MR. POSTMAN
Enviei urgentíssimo aquelas coisas para o destinatário do interior que não eram somente coisas em papéis e livros e músicas pois junto mandei tantos votos de dias melhores e felizes virão que cheguei a pensar que ele também correria urgente atrás do Mr. Postman de lá pra mandar nem que fosse um simples cartão postal da praça da cidade com alguns sentimentos e beijos rabiscados para que eu tivesse essa bela surpresa num final da tarde quando o Mr. Postman daqui tocaria a campainha de um jeito diferente, três vezes apressado, venha, moça, venha pegar logo a sua correspondência, hoje há algo especial pra você, mas que nada, ele me entrega a papelada de sempre, solidário na minha desesperança e é tão gente boa este Mr. Postman que até aprendeu algumas palavras em inglês só pra me dizer be cool ou have a nice day ou I’ll be back tomorrow pois ele é um Mr. Postman de verdade, não gosta de entregar só multas e contas e impressos, prefere as love letters, embora tenha me confidenciado que hoje em dia é raro ele entregar uma dessas (deve ser por causa do e-mail).

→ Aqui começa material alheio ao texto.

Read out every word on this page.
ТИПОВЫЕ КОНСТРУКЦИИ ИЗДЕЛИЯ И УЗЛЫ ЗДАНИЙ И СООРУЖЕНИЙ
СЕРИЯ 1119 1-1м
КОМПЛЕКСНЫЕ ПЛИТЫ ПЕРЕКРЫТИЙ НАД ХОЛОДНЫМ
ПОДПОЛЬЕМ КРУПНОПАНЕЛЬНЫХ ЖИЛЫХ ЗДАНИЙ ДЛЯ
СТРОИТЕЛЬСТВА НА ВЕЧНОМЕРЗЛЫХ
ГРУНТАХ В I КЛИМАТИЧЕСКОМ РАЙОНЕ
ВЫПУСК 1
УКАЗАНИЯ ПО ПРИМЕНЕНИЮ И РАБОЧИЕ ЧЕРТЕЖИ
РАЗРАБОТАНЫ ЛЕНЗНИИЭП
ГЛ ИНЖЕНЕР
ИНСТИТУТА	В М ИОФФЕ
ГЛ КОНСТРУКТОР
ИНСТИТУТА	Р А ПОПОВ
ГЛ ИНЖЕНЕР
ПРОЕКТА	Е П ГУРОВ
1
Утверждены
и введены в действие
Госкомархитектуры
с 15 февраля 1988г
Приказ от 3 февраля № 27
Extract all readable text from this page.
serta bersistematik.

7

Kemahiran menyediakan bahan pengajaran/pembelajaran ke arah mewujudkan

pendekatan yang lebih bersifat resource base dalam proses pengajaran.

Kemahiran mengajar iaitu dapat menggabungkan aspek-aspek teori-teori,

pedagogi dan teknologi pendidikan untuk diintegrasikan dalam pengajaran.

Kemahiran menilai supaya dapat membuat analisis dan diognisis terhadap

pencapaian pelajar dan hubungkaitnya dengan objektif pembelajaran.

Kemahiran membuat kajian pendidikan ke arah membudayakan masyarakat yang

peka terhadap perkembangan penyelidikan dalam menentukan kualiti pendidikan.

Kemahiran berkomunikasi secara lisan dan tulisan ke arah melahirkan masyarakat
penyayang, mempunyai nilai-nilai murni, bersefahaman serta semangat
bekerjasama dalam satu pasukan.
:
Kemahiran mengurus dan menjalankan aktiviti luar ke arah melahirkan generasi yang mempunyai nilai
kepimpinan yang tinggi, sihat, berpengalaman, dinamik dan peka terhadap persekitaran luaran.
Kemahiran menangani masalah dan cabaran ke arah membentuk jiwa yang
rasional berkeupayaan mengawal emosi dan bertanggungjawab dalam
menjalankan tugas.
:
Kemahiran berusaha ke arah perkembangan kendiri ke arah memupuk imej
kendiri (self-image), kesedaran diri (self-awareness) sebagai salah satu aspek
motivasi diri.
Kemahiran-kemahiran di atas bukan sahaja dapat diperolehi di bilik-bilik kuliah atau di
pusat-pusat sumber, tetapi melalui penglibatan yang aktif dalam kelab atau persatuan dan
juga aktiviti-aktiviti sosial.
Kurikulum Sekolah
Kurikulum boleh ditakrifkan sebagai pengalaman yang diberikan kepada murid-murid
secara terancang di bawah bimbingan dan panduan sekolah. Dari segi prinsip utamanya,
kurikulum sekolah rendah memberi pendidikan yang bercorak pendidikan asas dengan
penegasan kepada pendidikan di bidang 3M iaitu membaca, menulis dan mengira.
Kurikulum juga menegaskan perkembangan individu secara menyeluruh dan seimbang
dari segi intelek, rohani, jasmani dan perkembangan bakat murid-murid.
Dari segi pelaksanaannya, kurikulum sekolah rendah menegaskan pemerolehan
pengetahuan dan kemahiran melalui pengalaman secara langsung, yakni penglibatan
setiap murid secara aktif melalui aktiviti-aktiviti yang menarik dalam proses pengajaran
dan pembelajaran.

Claro que não tenho essa intimidade com os moços e moças da telefônica, mas penso na minha voz dizendo baby, isto é impulse e outras coisas que depois se resumiram a uma fabulosa conta que a empresa friamente me cobrou em dobro por ter dito baby i luv u um milhão de vezes durante dezenas de horas – quanta falta de compreensão para com as pessoas que não falam de negócios e abóboras, mas é assim que a companhia enche a burra com o dinheiro da minha arte, mas também arte não é coisa que se faça, don’t try.
Então eu guardei o destinatário dentro de uma pasta com zíper dentro de uma caixa dentro do armário, assim eu estaria a salvo e livre, ele longe dos olhos e à prova de som, mortinho da silva, entregue às traças, a um mofo devastador que estragaria todo o armário. E eu pensei que tudo era mesmo uma questão de ir para os quintos dos infernos pois não havia mais caminho para o interior e já que eu não chorava eu bebia Santa Helena e ouvia as lábias desses outros como toda mulher deve saber ouvir e fingir que acredita pois os homens também querem acreditar nelas e acho que no fundo todos estão é viciados demais nesses games da última geração do planeta.
Mas o moço não fica quieto dentro da pasta com zíper dentro da caixa dentro do armário, as revanches não se completam, as armas são de papel e as palavras de açúcar cristal às vezes me acordam no meio da noite querendo meu baby enquanto a menininha canta lullaby e a mocinha de franja mais comprida pergunta do you wanna dance? Oh, on the road, forever on the road, você sonha easy rider? But I will not see you in september!
E setembro veio junto com a primavera e aqui esteve chovendo, e ouvi Tom Waits cantando Rain Dogs e mais os ruídos estranhos de restos de fantasma vindos do armário, assisti o vídeo de algum dos últimos dos moicanos, comi sonhos de padaria, criei um cactus chamado cold silence, li o velho H. gritando come on, baby e escrevi mais baboseiras para salvar a humanidade, oh, give peace a chance, give love one more chance.
Closing the Windows, Mr. Postman ainda solidário nesse tempo à-toa de blood money, insônias, voragens e viagens e eu não era a mulher mais maravilhosa deste mundo que amava um sujeito que como eu também amou aqueles caras e suas canções (mais cafona seria cantar eu te daria o céu meu bem e o meu amor também e depois rimar esse tempo à-toa com um final “de boa”, essa expressão que talvez signifique que nos quintos dos infernos pode-se conviver com todos os diabos…)
Agora só penso em H. imprensando as mulheres contras os muros das ruelas de Paris, enternecendo-se com as prostitutas de Clichy, ganhando e perdendo dinheiro, dando e tomando amor, H. chorando como homem na presença e na ausência de uma mulher, H. não querendo nada com nada, H. dizendo apenas fuck off, baby. De coração.